Similarly, I’m not a zygote. I couldn’t tell you at what point a zygote starts being a zygote, or at what point it stops being a zygote, but whatever it is I’m pretty sure I’m way past that point, so I don’t actually need to know what the precise dividing point is to be sure I’m not one of them.
Eh, i’m not so sure about that. I mean, i’ve heard spirituality expressed as a sort of catch-all term for generally highly effective or emotive things, with no spirits or the supernatural involved at all - kevlaw’s definition seems pretty similar, from this thread. It’s another testament to the wide possible range of the term that it doesn’t necessarily have to imply belief in spirits. Too, some of the people i’ve heard who are most anti-“spiritual” *are *religious and believe in spirits in some form themselves.
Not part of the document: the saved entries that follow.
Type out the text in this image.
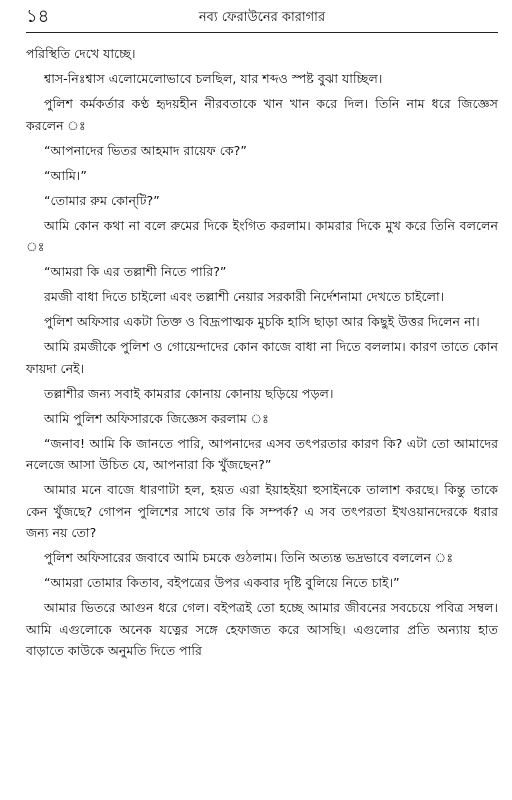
১৪	নব্য ফেরাউনের কারাগার

পরিস্থিতি দেখে যাচ্ছে।

শ্বাস-নিঃশ্বাস এলোমেলোভাবে চলছিল, যার শব্দও স্পষ্ট বুঝা যাচ্ছিল।

পুলিশ কর্মকর্তার কণ্ঠ হৃদয়হীন নীরবতাকে খান খান করে দিল। তিনি নাম ধরে জিজ্ঞেস করলেন ঃ

“আপনাদের ভিতর আহমাদ রায়েফ কে?”

“আমি।”

“তোমার রুম কোন্‌টি?”

আমি কোন কথা না বলে রুমের দিকে ইংগিত করলাম। কামরার দিকে মুখ করে তিনি বললেন ঃ

“আমরা কি এর তল্লাশী নিতে পারি?”

রমজী বাধা দিতে চাইলো এবং তল্লাশী নেয়ার সরকারী নির্দেশনামা দেখতে চাইলো।

পুলিশ অফিসার একটা তিক্ত ও বিদ্রূপাত্মক মুচকি হাসি ছাড়া আর কিছুই উত্তর দিলেন না।

আমি রমজীকে পুলিশ ও গোয়েন্দাদের কোন কাজে বাধা না দিতে বললাম। কারণ তাতে কোন ফায়দা নেই।

তল্লাশীর জন্য সবাই কামরার কোনায় কোনায় ছড়িয়ে পড়ল।

আমি পুলিশ অফিসারকে জিজ্ঞেস করলাম ঃ

“জনাব! আমি কি জানতে পারি, আপনাদের এসব তৎপরতার কারণ কি? এটা তো আমাদের নলেজে আসা উচিত যে, আপনারা কি খুঁজছেন?”

আমার মনে বাজে ধারণাটা হল, হয়ত এরা ইয়াহইয়া হুসাইনকে তালাশ করছে। কিন্তু তাকে কেন খুঁজছে? গোপন পুলিশের সাথে তার কি সম্পর্ক? এ সব তৎপরতা ইখওয়ানদেরকে ধরার জন্য নয় তো?

পুলিশ অফিসারের জবাবে আমি চমকে গুঠলাম। তিনি অত্যন্ত ভদ্রভাবে বললেন ঃ

“আমরা তোমার কিতাব, বইপত্রের উপর একবার দৃষ্টি বুলিয়ে নিতে চাই।”

আমার ভিতরে আগুন ধরে গেল। বইপত্রই তো হচ্ছে আমার জীবনের সবচেয়ে পবিত্র সম্বল। আমি এগুলোকে অনেক যত্নের সঙ্গে হেফাজত করে আসছি। এগুলোর প্রতি অন্যায় হাত বাড়াতে কাউকে অনুমতি দিতে পারি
But really my point was that just as spirituality can mean many things to many different spiritual people, it seems like on the other end there’s a lot of non-spiritual (or even anti-spiritual) people who have an array of definitions between them. And spiritual people may consider their definition of spiritual to be as nonspecific and encompassing as non-spiritual people do.
Indeed.
In my experience, these “not religious but spiritual” people are simply those whose thinking processes are too random to stick to any particular dogma without committing blasphemy on a regular basis, but luckily they’re not smart enough to need the indoctrination or well thought out deceptions of longstanding religions to fool them. So they’re happy to just believe at any moment whatever makes them feel happy right then and ignore the fact that none of it makes any sense.
To me, being more spiritual means working to live closer to my ideals: To be kinder, more patient, less angry, more honest, etc. All values that can’t be objectively measured.